O atual governo é um governo “anormal” porque de colaboração de classes, liderado pelo PT, o maior partido de esquerda do país

“Quem corre atrás de duas lebres, uma e outra perderá”. “Quem canta antes do almoço, chora antes do sol posto”. “Quem com porcos se mistura farelos come” (Ditados populares portugueses).

A esquerda está dividida diante do governo Lula. Um campo minoritário e muito fragmentado defende que, apesar de tudo o que aconteceu nos últimos sete anos, da estreita vitória eleitoral de Lula, e da permanência do bolsonarismo, é necessário ser oposição de esquerda radical ao governo Lula. A direção do PT repousa em uma maioria popular que apoia o governo e aceita ou até defende, sem maiores críticas, como inevitável as concessões que foram feitas ao Centrão, e que podem culminar com a integração de bolsonaristas no governo.

Uma parcela importante do ativismo nos movimentos sociais mantém referência na esquerda do PT e do PCdB, e no PSol e concorda que o centro da tática é a luta pela derrota do bolsonarismo, pela mobilização popular nas ruas em campanhas como a taxação dos ricos e Fora Campos Neto, pela inversão da relação social de forças desfavorável, o que exige uma Frente Única de Esquerda para sair da defensiva. O PSol defende, também, uma localização independente, sem participação no governo. Seis meses depois da posse de Lula, quem tem razão?

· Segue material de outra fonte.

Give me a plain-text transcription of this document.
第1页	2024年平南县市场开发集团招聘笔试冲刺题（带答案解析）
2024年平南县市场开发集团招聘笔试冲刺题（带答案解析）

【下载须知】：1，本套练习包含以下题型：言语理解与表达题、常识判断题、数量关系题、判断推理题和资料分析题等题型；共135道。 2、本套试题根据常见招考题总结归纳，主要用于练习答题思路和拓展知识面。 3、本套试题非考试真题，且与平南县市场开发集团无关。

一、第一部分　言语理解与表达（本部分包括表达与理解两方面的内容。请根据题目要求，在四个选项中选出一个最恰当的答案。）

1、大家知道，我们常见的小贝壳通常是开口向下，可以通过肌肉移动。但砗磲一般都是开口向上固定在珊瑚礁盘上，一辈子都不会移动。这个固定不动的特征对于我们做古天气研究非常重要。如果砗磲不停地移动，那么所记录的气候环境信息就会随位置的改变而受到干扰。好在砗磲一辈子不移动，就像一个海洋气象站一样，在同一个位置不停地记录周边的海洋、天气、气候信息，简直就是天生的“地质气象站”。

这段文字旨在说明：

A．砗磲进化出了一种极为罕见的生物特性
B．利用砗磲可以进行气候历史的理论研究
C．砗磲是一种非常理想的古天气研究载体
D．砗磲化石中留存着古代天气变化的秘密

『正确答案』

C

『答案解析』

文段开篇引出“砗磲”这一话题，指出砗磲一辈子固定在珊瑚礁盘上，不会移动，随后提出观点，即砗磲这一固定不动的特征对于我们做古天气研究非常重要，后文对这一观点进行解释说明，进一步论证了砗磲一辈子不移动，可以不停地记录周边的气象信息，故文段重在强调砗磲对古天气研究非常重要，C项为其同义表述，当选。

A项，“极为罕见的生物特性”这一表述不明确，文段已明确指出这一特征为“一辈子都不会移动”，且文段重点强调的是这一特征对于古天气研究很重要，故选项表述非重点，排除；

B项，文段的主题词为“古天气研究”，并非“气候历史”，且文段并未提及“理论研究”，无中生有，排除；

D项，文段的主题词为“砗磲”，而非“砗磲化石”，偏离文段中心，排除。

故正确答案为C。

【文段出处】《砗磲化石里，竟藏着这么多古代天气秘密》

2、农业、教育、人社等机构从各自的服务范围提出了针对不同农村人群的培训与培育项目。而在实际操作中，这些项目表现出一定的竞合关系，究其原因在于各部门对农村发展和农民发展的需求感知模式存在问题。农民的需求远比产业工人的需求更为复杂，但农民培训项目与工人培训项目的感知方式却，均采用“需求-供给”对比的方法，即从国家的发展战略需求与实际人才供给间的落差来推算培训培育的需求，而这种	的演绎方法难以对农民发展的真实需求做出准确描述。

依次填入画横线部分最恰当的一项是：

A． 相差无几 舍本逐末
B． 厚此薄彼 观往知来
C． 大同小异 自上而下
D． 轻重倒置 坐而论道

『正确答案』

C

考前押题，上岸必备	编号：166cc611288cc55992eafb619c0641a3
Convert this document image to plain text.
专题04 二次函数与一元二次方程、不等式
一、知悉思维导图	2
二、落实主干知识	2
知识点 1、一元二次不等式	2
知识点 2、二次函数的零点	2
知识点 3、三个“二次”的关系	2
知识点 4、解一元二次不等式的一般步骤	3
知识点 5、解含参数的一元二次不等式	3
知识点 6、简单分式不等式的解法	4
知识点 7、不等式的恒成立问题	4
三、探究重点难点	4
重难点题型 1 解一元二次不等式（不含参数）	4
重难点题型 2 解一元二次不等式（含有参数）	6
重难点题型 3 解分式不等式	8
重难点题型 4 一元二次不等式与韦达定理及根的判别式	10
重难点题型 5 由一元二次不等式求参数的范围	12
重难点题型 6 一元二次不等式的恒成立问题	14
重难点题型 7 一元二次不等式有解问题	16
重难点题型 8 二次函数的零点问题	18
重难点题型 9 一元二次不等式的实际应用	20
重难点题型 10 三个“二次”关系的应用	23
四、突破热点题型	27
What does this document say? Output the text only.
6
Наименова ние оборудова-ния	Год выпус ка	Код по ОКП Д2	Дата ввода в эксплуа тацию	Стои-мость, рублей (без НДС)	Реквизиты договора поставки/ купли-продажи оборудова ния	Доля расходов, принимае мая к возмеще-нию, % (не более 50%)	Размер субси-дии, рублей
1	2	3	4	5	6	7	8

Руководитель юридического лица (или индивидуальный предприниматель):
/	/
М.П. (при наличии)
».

A votação da primeira parte da Reforma Tributária abriu uma polêmica porque três deputados do PSol se abstiveram, enquanto a maioria da bancada votou a favor. Tratava-se de uma decisão tática que não merece ser dramatizada. No PSol prevalece, corretamente, o critério de procurar construir uma intervenção unificada, mas com liberdade de diferenciação pública. Ademais, havia bons argumentos a favor das duas posições.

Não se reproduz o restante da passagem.